MASIGNCLEAN101

My expensive new earphones promised to upgrade my life. Then they broke | Romesh Ranganathan

I have been known to be wildly inconsistent with my reactions to expensive items. I will happily overpay for a pair of jeans, and later that same day bemoan the state of the world when an ice-cream costs a fiver, despite both items having a similar manufacturing cost.

My biggest blind spot is headphones. I have become convinced that I need a pair for different situations. So I have a pair for the gym (barely used, obviously), a pair for everything else, and then a pair of wireless earphones for situations in which I don’t feel like wearing headphones (or something; I can’t remember how I justified it to my family).

It’s the earphones that are now causing me grief. I had a pair of the kind that many people have, from that company that we all know manufacture things ethically and from whom there’s absolutely no way your phone was made by a slave. I chose these overpriced earphones for no other reason than to be able to ask my wife where I had put them, over and over again.

Then the Really Ethical Company brought out a new pair. These are apparently much better than the version I had because they sit in your ear more comfortably and the sound quality is far improved: two qualities that were very much trumpeted about the pair I already had, but which are now apparently utter trash and a crime against audio.

Like an idiot, I decided I needed them and ordered a pair. I was so excited about being able to put the new earphones, that were almost identical to the ones I had, into my ears, so that I could finally hear my music properly and experience levels of comfort that I could previously only dream of with the awful pieces of shit I was using before.

I now had the issue of what to do with the old earphones. I went with the genius idea of giving them to my son, achieving the double aim of making me feel better about myself, while also showing my son that I love him enough to give him anything I have that has been rendered obsolete. (He also receives a pair of earphones for doing nothing. And so his ongoing journey in learning to appreciate the value of things is once more compromised by his father.)
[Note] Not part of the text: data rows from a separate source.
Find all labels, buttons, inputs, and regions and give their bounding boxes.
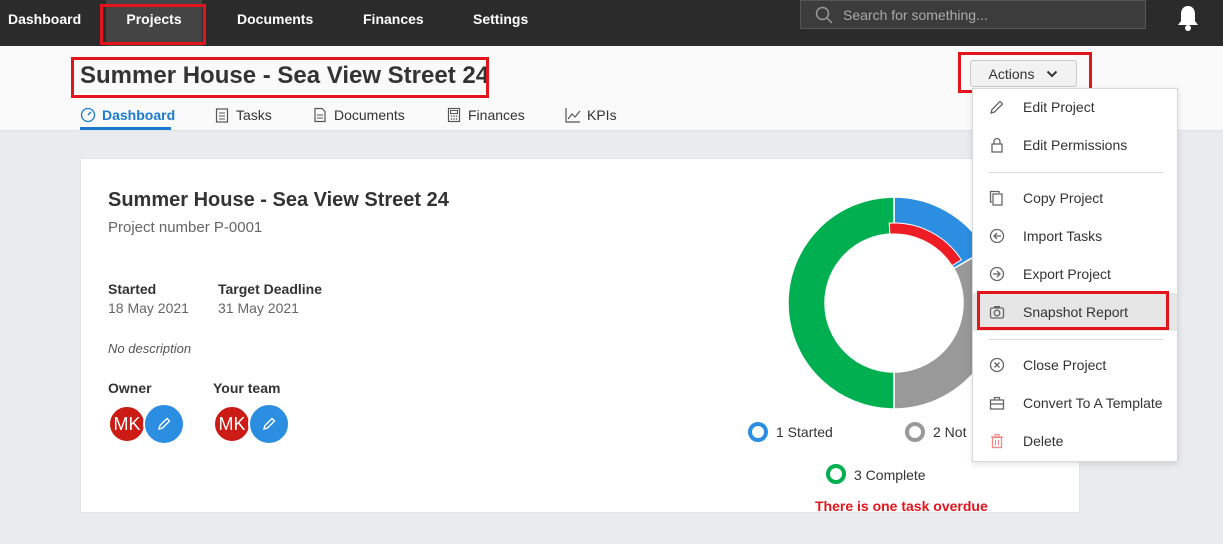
briefcase-icon	[989, 396, 1005, 410]
edit-team-button[interactable]	[248, 403, 290, 445]
menu-item-label: Snapshot Report	[1023, 304, 1129, 320]
menu-item-label: Copy Project	[1023, 190, 1104, 206]
menu-item-label: Close Project	[1023, 357, 1107, 373]
tab-documents[interactable]: Documents	[312, 104, 405, 126]
menu-item-label: Import Tasks	[1023, 228, 1103, 244]
menu-item-close-project[interactable]: Close Project	[973, 346, 1177, 384]
your-team-label: Your team	[213, 380, 281, 396]
document-icon	[314, 107, 326, 123]
owner-label: Owner	[108, 380, 152, 396]
started-value: 18 May 2021	[108, 300, 189, 316]
legend-started-marker	[748, 422, 768, 442]
nav-finances[interactable]: Finances	[363, 0, 424, 46]
team-member-avatar: MK	[213, 405, 251, 443]
legend-complete-label: 3 Complete	[854, 467, 926, 483]
menu-divider	[988, 172, 1163, 173]
tab-kpis-label: KPIs	[587, 107, 617, 123]
project-number: Project number P-0001	[108, 219, 263, 236]
donut-slice-complete	[788, 197, 895, 409]
menu-item-import-tasks[interactable]: Import Tasks	[973, 217, 1177, 255]
tab-documents-label: Documents	[334, 107, 405, 123]
menu-item-edit-permissions[interactable]: Edit Permissions	[973, 126, 1177, 164]
actions-button-label: Actions	[988, 65, 1035, 82]
owner-avatar: MK	[108, 405, 146, 443]
clipboard-icon	[215, 108, 229, 123]
nav-dashboard[interactable]: Dashboard	[8, 0, 81, 46]
menu-item-label: Edit Project	[1023, 99, 1095, 115]
legend-not-started-label: 2 Not	[933, 424, 967, 440]
nav-documents[interactable]: Documents	[237, 0, 313, 46]
pencil-icon	[262, 417, 276, 431]
menu-item-convert-to-template[interactable]: Convert To A Template	[973, 384, 1177, 422]
nav-settings[interactable]: Settings	[473, 0, 528, 46]
actions-button[interactable]: Actions	[970, 60, 1077, 87]
chevron-down-icon	[1047, 70, 1058, 77]
search-input[interactable]	[843, 4, 1133, 26]
menu-item-label: Convert To A Template	[1023, 395, 1163, 411]
lock-icon	[991, 137, 1003, 153]
tab-tasks-label: Tasks	[236, 107, 272, 123]
close-circle-icon	[989, 357, 1005, 373]
overdue-warning: There is one task overdue	[815, 498, 988, 514]
export-icon	[989, 266, 1005, 282]
menu-divider	[988, 339, 1163, 340]
menu-item-label: Export Project	[1023, 266, 1111, 282]
menu-item-delete[interactable]: Delete	[973, 422, 1177, 460]
task-status-donut-chart	[788, 197, 1000, 409]
bell-icon[interactable]	[1176, 4, 1200, 32]
copy-icon	[989, 190, 1003, 206]
legend-complete-marker	[826, 464, 846, 484]
menu-item-label: Delete	[1023, 433, 1064, 449]
menu-item-copy-project[interactable]: Copy Project	[973, 179, 1177, 217]
tab-finances-label: Finances	[468, 107, 525, 123]
menu-item-export-project[interactable]: Export Project	[973, 255, 1177, 293]
project-title: Summer House - Sea View Street 24	[108, 189, 449, 211]
tab-kpis[interactable]: KPIs	[565, 104, 617, 126]
import-icon	[989, 228, 1005, 244]
legend-not-started-marker	[905, 422, 925, 442]
target-deadline-label: Target Deadline	[218, 281, 322, 297]
nav-projects[interactable]: Projects	[106, 0, 202, 46]
menu-item-label: Edit Permissions	[1023, 137, 1128, 153]
top-navigation-bar: Dashboard Projects Documents Finances Se…	[0, 0, 1223, 46]
pencil-icon	[990, 100, 1004, 114]
search-box[interactable]	[800, 0, 1146, 29]
gauge-icon	[80, 107, 96, 123]
search-icon	[815, 6, 833, 24]
menu-item-snapshot-report[interactable]: Snapshot Report	[973, 293, 1177, 331]
page-title: Summer House - Sea View Street 24	[80, 62, 490, 89]
project-description: No description	[108, 341, 192, 356]
tab-tasks[interactable]: Tasks	[214, 104, 272, 126]
tab-finances[interactable]: Finances	[446, 104, 525, 126]
tab-dashboard[interactable]: Dashboard	[80, 104, 175, 126]
menu-item-edit-project[interactable]: Edit Project	[973, 88, 1177, 126]
pencil-icon	[157, 417, 171, 431]
trash-icon	[991, 433, 1003, 449]
started-label: Started	[108, 281, 157, 297]
calculator-icon	[447, 107, 461, 123]
tab-dashboard-label: Dashboard	[102, 107, 176, 123]
edit-owner-button[interactable]	[143, 403, 185, 445]
line-chart-icon	[565, 108, 581, 123]
legend-started-label: 1 Started	[776, 424, 833, 440]
camera-icon	[989, 306, 1005, 319]
target-deadline-value: 31 May 2021	[218, 300, 299, 316]
active-tab-indicator	[80, 127, 171, 130]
The earphones arrived and I pretended that they were an improvement. Not to anyone else; I just kept reassuring myself that there was a noticeable difference, and that it would have been ridiculous to struggle on with the previous pair. There was absolutely no way that this was a waste of money, and further evidence of our manipulation by a capitalist society into believing we need to consume needless things in order to force us to keep working. (I heard that on a podcast, and while I was upset by the message, I was impressed at how crystal clear the words sounded.)

That lasted for about two weeks, until the earphones mysteriously stopped working. I put them in on the train, they refused to boot up, and I was left with the horrifying reality of being alone with my thoughts for an hour. I got home and immediately contacted the Really Ethical Company for a replacement and, as I half expected, they said something along the lines of how they’re only supposed to last about two weeks until the new iteration is released. I would have to send them off to be repaired, and so I am now without any earphones at all.

My life has continued almost completely unaffected, which highlights the stupidity of the purchase in the first place. This might well be my first step in unplugging from the Matrix. Either that, or I’ll just buy the new version as soon as they launch.